Der hessische Wirtschaftsminister ist zwar eifrig im Hessenland unterwegs, zeigt Präsenz, übergibt Förderbescheide. Im Ergebnis ist festzuhalten: viel Wind, aber wenig Neues.

(Jürgen Lenders (FDP): Es geht doch voran!)

Hessen ist ein wirtschaftsstarkes Land. Aber seit Jahren müssen wir Entwicklungen zur Kenntnis nehmen, die uns aufhorchen lassen und Sorgen machen müssen. So hat Hessen in dem Dynamik-Ranking unter den Bundesländern der Initiative Neue Soziale Marktwirtschaft für 2012 lediglich Platz 13 belegt. Platz 13 von 16 Bundesländern – das ist für dieses starke Land blamabel.

(Beifall bei Abgeordneten der SPD)

Als Fortschritt ist festzuhalten: Hessen ist ein starker Standort. Aber es wird zu wenig daraus gemacht. – Wie schreibt die Initiative in ihrer Pressemitteilung am 7. September 2012?

Aufwind für Hessen kommt vor allem aus dem Norden …

Das erfüllt mich als Nordhesse mit Stolz.

(Beifall bei der SPD)

Risiken gehen aber vor allem von der Bankenkrise aus.

Meine Damen und Herren, das zeigt auf der einen Seite, Nordhessen ist gut aufgestellt, aber auf der anderen Seite war und ist Hessen in einer Krise viel anfälliger als andere Bundesländer.
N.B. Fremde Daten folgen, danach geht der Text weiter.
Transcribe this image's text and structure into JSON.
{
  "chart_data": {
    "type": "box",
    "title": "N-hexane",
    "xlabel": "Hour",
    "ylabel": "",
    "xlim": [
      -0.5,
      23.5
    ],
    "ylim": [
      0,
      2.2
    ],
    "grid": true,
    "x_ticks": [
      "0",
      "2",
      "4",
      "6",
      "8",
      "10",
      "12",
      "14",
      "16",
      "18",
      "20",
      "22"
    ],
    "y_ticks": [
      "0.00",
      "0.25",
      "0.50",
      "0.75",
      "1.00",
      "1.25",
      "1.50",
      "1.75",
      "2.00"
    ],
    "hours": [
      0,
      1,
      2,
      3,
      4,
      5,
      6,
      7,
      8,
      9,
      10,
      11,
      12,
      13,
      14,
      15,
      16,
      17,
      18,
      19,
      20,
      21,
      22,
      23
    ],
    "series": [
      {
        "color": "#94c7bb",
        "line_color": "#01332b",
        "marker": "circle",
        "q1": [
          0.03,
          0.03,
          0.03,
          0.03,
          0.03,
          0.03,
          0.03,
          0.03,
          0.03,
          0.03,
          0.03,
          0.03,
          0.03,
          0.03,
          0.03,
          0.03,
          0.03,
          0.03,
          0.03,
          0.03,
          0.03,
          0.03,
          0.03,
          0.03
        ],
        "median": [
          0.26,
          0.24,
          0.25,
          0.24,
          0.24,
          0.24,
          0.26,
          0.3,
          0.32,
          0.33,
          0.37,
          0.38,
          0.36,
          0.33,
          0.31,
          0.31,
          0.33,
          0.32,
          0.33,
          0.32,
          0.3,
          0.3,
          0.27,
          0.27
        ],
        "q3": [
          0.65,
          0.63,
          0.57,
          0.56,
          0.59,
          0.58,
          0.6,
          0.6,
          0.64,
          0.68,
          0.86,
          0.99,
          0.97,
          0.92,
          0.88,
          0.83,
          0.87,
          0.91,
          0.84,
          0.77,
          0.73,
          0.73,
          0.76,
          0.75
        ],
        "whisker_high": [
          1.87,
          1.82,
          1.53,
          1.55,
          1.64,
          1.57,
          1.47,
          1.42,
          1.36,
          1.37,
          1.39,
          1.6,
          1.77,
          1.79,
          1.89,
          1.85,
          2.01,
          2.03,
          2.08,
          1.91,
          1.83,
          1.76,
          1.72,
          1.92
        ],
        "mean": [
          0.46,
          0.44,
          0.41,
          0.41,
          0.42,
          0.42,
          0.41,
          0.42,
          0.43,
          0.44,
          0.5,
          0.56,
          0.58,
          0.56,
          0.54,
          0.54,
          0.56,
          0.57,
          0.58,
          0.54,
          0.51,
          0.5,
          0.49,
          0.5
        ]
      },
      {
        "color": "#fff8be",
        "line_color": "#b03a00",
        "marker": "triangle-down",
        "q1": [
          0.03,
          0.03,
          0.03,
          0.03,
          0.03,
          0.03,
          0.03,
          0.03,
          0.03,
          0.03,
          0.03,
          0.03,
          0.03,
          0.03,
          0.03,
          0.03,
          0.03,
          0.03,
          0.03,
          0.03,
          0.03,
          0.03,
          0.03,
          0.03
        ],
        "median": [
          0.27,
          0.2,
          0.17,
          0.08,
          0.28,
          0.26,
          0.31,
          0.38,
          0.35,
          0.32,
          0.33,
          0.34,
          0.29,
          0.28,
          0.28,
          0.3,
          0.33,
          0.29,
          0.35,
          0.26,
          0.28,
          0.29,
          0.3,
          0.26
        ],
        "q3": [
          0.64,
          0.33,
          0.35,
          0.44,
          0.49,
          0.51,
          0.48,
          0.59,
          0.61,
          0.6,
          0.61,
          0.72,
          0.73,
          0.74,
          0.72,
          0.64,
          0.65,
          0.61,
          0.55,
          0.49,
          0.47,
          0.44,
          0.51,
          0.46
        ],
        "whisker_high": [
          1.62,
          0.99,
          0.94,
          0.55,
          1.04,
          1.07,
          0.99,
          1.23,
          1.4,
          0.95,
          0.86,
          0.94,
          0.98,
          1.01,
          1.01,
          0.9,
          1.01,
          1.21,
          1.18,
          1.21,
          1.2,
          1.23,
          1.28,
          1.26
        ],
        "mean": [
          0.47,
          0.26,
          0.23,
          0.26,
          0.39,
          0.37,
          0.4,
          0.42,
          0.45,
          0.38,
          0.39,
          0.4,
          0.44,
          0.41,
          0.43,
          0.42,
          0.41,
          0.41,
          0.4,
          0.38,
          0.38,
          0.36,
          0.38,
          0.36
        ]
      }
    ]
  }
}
(Zuruf des Abg. Jürgen Lenders (FDP))

Ich sage das erst einmal ohne Vorwurf. Aber die Struktur in diesem Bundesland ist nun einmal so, wie sie ist. Die jetzige Landesregierung mit CDU und FDP muss sich schon einmal den Vorwurf gefallen lassen, dass es eigentlich kein schlüssiges und tragfähiges Konzept gibt, wie unser Bundesland die zukünftigen Herausforderungen bewältigen soll und gegen solche Krisen in Zukunft weniger anfälliger ist. Hier ist bisher alles Fehlanzeige.

(Beifall bei Abgeordneten der SPD – Zuruf des Abg. Jürgen Lenders (FDP))

Herr Lenders, sehen Sie, da gibt es einen Unterschied, warum wir beide in der Politik sind. Sie sagen: Da kann man eh nichts machen. – Ich sage: Ich mache Politik, weil ich ein Land gestalten will. – Das ist ein großer Unterschied.

(Beifall bei der SPD)

Zunächst einmal ist festzustellen, dass sich diese Landesregierung extrem schwer damit tut, bei den Verursachern dieser Krise anzusetzen und die Bedingungen so zu gestalten, dass solche Krisen nicht mehr so leicht entstehen können. Wer den Finanzplatz Frankfurt erhalten und stärken will, der muss sich für klare Regeln auf den Finanzmärkten einsetzen, anstatt ein einfaches „Weiter so“ zuzulassen.

(Beifall bei der SPD sowie der Abg. Jürgen Frömm- rich, Karin Müller (Kassel) (BÜNDNIS 90/DIE GRÜNEN) und Willi van Ooyen (DIE LINKE))

Unser Bundesland braucht neben dem starken Finanzplatz Frankfurt eine aktive Industriepolitik. Diese fordern seit Jahren nicht nur die Sozialdemokraten, sondern auch die Vertreter der Wirtschaft erwarten seit Jahren verzweifelt von Schwarz-Gelb ein industriepolitisches Konzept für Hessen. Bisher gibt es da Fehlanzeige.

(Marius Weiß (SPD): Ja, so ist das!)

Ich kann nur feststellen: CDU und FDP haben keinen Plan, wie dieser Industriestandort langfristig gesichert werden soll.

(Beifall bei Abgeordneten der SPD)

Es gibt auch keine schlüssige Idee, wie aus dem, was an hessischen Hochschulen erforscht wird, langfristig gute Produkte für die hessische Wirtschaft werden können. Deswegen sind wir der Auffassung, dass wir mehr Geld in den Technologietransfer stecken müssen, als dies bisher der Fall war.

In diesem Zusammenhang ist auch die Elektromobilität zu sehen. Hier vermissen wir eine durchdachte Strategie, die zeigt, wie sich Hessen in diesem wichtigen Feld viel stärker positionieren kann, als es vorher der Fall war.